Sunday, April 29, 2018
RELATED EDITORIAL: Cordray is obvious choice in Dem race for governor
RELATED EDITORIAL: GOP candidates for governor fail to earn our endorsement
By David Skolnick
The Democratic primary for governor features a crowded field of six candidates while the Republican race has just two: Attorney General Mike DeWine and Lt. Gov. Mary Taylor.
The winners of the May 8 primaries will face each other in the November general election.
On the Democratic side, the candidates are Richard Cordray of Grove City, a former state treasurer and attorney general; state Sen. Joe Schiavoni of Boardman; ex-U.S. Rep. Dennis Kucinich of Cleveland; former Ohio Supreme Court Justice Bill O’Neill of Chagrin Falls; Larry Ealy of Trotwood; and Paul Ray of Alliance.
Cordray, 58, is the only Democratic candidate to have won partisan statewide races – O’Neill won a Supreme Court race without party affiliation – and has served 15 years in the executive branch of government on the local, state and federal levels.
Cordray said his top priorities are improving health care, education and economic opportunity that will bring more and better jobs.
“We must stop diverting money from our public schools to failing for-profit charter schools that do not serve Ohio well,” he said. “We must protect the Medicaid expansion and make health care more accessible and affordable for all Ohioans.”
Schiavoni, 38, said he has “the most relevant experience and the most recent experience” of the Democratic candidates.
“Everywhere I go all over the state, people are worried about the same basic things,” he said. “It doesn’t matter who they are, who they voted for in the past; they just want a fair shot in life. People are willing and eager to work hard for what they earn. We just have to give them opportunities.”
Schiavoni said his campaign is focused on issues that matter to Ohioans such as a good jobs, quality schools, access to quality health care, and broadband internet access.
Kucinich, 71, said he supports a focus on reviving manufacturing, banning assault weapons, legalizing recreational marijuana, banning fracking, restoring Local Government Fund money from the state and increasing the minimum wage to $15 an hour for state employees and for workers of companies with state contracts.
“Existing politics structures and party policies have produced inertia and despair,” he said.
“This is the moment to transform political systems through a dynamic, high-energy, spirited approach, which carries with it powerful elements of economic, social and political reform, which catches the evolutionary impulse of people yearning to have a government which they can call their own,” Kucinich, a former Cleveland mayor, added.
The top priority for O’Neill, 70, is to legalize marijuana and release nonviolent marijuana offenders. With the $500 million he estimates the state would collect annually on sales tax, and savings of $100 million a year on incarceration, he would use those dollars to open a mental health network to treat heroin addicts and the mentally ill.
O’Neill also wants to establish a $15-an-hour minimum wage in Ohio by the year 2020, place solar panels made in the state on all government buildings, give a state income-tax credit to every business and homeowner that installs solar panels made in the state, and reduce the cost of state university tuition, room and board to no more than $15,000 annually within four years.
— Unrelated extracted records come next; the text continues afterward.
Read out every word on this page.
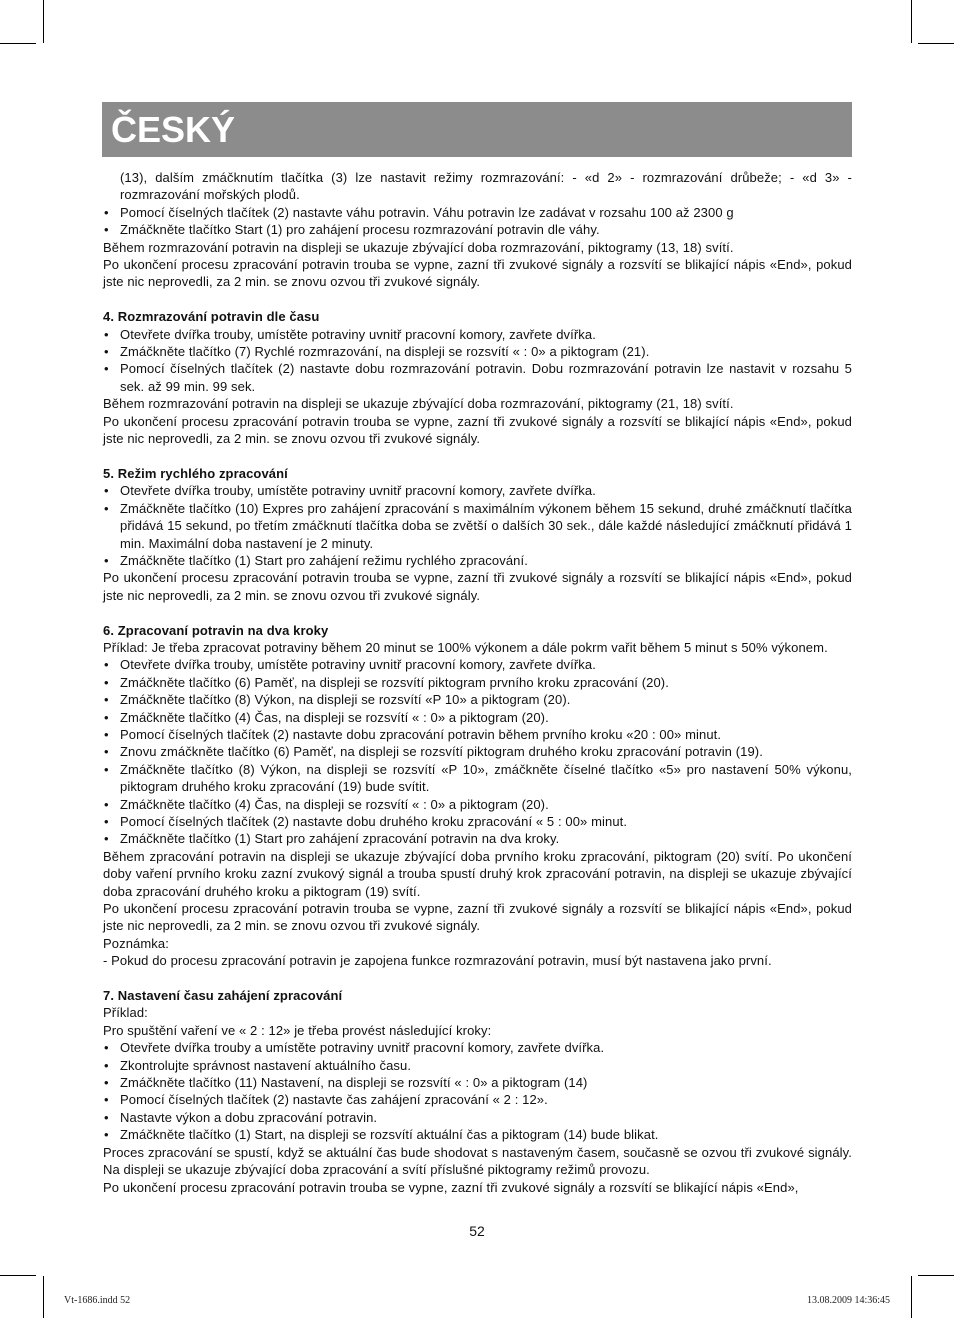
ČESKÝ

(13), dalším zmáčknutím tlačítka (3) lze nastavit režimy rozmrazování: - «d 2» - rozmrazování drůbeže; - «d 3» - rozmrazování mořských plodů.

• Pomocí číselných tlačítek (2) nastavte váhu potravin. Váhu potravin lze zadávat v rozsahu 100 až 2300 g
• Zmáčkněte tlačítko Start (1) pro zahájení procesu rozmrazování potravin dle váhy.

Během rozmrazování potravin na displeji se ukazuje zbývající doba rozmrazování, piktogramy (13, 18) svítí.

Po ukončení procesu zpracování potravin trouba se vypne, zazní tři zvukové signály a rozsvítí se blikající nápis «End», pokud jste nic neprovedli, za 2 min. se znovu ozvou tři zvukové signály.

4. Rozmrazování potravin dle času
• Otevřete dvířka trouby, umístěte potraviny uvnitř pracovní komory, zavřete dvířka.
• Zmáčkněte tlačítko (7) Rychlé rozmrazování, na displeji se rozsvítí « : 0» a piktogram (21).
• Pomocí číselných tlačítek (2) nastavte dobu rozmrazování potravin. Dobu rozmrazování potravin lze nastavit v rozsahu 5 sek. až 99 min. 99 sek.

Během rozmrazování potravin na displeji se ukazuje zbývající doba rozmrazování, piktogramy (21, 18) svítí.

Po ukončení procesu zpracování potravin trouba se vypne, zazní tři zvukové signály a rozsvítí se blikající nápis «End», pokud jste nic neprovedli, za 2 min. se znovu ozvou tři zvukové signály.

5. Režim rychlého zpracování
• Otevřete dvířka trouby, umístěte potraviny uvnitř pracovní komory, zavřete dvířka.
• Zmáčkněte tlačítko (10) Expres pro zahájení zpracování s maximálním výkonem během 15 sekund, druhé zmáčknutí tlačítka přidává 15 sekund, po třetím zmáčknutí tlačítka doba se zvětší o dalších 30 sek., dále každé následující zmáčknutí přidává 1 min. Maximální doba nastavení je 2 minuty.
• Zmáčkněte tlačítko (1) Start pro zahájení režimu rychlého zpracování.

Po ukončení procesu zpracování potravin trouba se vypne, zazní tři zvukové signály a rozsvítí se blikající nápis «End», pokud jste nic neprovedli, za 2 min. se znovu ozvou tři zvukové signály.

6. Zpracovaní potravin na dva kroky

Příklad: Je třeba zpracovat potraviny během 20 minut se 100% výkonem a dále pokrm vařit během 5 minut s 50% výkonem.

• Otevřete dvířka trouby, umístěte potraviny uvnitř pracovní komory, zavřete dvířka.
• Zmáčkněte tlačítko (6) Paměť, na displeji se rozsvítí piktogram prvního kroku zpracování (20).
• Zmáčkněte tlačítko (8) Výkon, na displeji se rozsvítí «P 10» a piktogram (20).
• Zmáčkněte tlačítko (4) Čas, na displeji se rozsvítí « : 0» a piktogram (20).
• Pomocí číselných tlačítek (2) nastavte dobu zpracování potravin během prvního kroku «20 : 00» minut.
• Znovu zmáčkněte tlačítko (6) Paměť, na displeji se rozsvítí piktogram druhého kroku zpracování potravin (19).
• Zmáčkněte tlačítko (8) Výkon, na displeji se rozsvítí «P 10», zmáčkněte číselné tlačítko «5» pro nastavení 50% výkonu, piktogram druhého kroku zpracování (19) bude svítit.
• Zmáčkněte tlačítko (4) Čas, na displeji se rozsvítí « : 0» a piktogram (20).
• Pomocí číselných tlačítek (2) nastavte dobu druhého kroku zpracování « 5 : 00» minut.
• Zmáčkněte tlačítko (1) Start pro zahájení zpracování potravin na dva kroky.

Během zpracování potravin na displeji se ukazuje zbývající doba prvního kroku zpracování, piktogram (20) svítí. Po ukončení doby vaření prvního kroku zazní zvukový signál a trouba spustí druhý krok zpracování potravin, na displeji se ukazuje zbývající doba zpracování druhého kroku a piktogram (19) svítí.

Po ukončení procesu zpracování potravin trouba se vypne, zazní tři zvukové signály a rozsvítí se blikající nápis «End», pokud jste nic neprovedli, za 2 min. se znovu ozvou tři zvukové signály.

Poznámka:

- Pokud do procesu zpracování potravin je zapojena funkce rozmrazování potravin, musí být nastavena jako první.

7. Nastavení času zahájení zpracování

Příklad:

Pro spuštění vaření ve « 2 : 12» je třeba provést následující kroky:

• Otevřete dvířka trouby a umístěte potraviny uvnitř pracovní komory, zavřete dvířka.
• Zkontrolujte správnost nastavení aktuálního času.
• Zmáčkněte tlačítko (11) Nastavení, na displeji se rozsvítí « : 0» a piktogram (14)
• Pomocí číselných tlačítek (2) nastavte čas zahájení zpracování « 2 : 12».
• Nastavte výkon a dobu zpracování potravin.
• Zmáčkněte tlačítko (1) Start, na displeji se rozsvítí aktuální čas a piktogram (14) bude blikat.

Proces zpracování se spustí, když se aktuální čas bude shodovat s nastaveným časem, současně se ozvou tři zvukové signály. Na displeji se ukazuje zbývající doba zpracování a svítí příslušné piktogramy režimů provozu.

Po ukončení procesu zpracování potravin trouba se vypne, zazní tři zvukové signály a rozsvítí se blikající nápis «End»,

52
Vt-1686.indd 52	13.08.2009 14:36:45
All four support the continuation of the Medicaid expansion that covers an additional 700,000 poor people in the state.
On the Republican side, Taylor wants to eliminate the expansion and DeWine wants to ask the Donald Trump administration for a waiver to design a system that’s sustainable at the state level.
The race between DeWine and Taylor has been a bitter one with each accusing the other of not really being conservative.
“We think it’s important for voters to be informed and so we are reminding voters of Mike DeWine’s liberal record,” Taylor said.
DeWine said he went negative only because Taylor did so first and to label him “as a liberal is ridiculous.”
DeWine said he’s running for governor “because I can make a difference. We have kids growing up in this state who are simply not living up to their God-given potential. We have an opportunity to change that, to change lives, and we must seize that opportunity. However, we will not move forward as a state until we address some very serious challenges that are holding us back including the opioid crisis and skills/education gap.”
DeWine has a 12-point plan for fighting the opioid epidemic that includes implementing K-12 drug- prevention education in every school, getting legislation passed to give the governor the ability to declare a public health emergency, and creating a special position in his administration that would report directly to the governor to work on fighting the problem.
Taylor said she wants to end Common Core curriculum standards, shut down sanctuary cities, and she opposes any additional gun-control laws saying the ones already on the book need to be followed.
“I’m not a conservative because it’s convenient,” Taylor said. “I’m a conservative because I am a conservative and my record is pretty clear on that.”
Early voting in this and other races and issues has begun at county boards of election in Youngstown, Warren and Lisbon.
Polls will be open May 8 throughout Ohio from 6:30 a.m. to 7:30 p.m.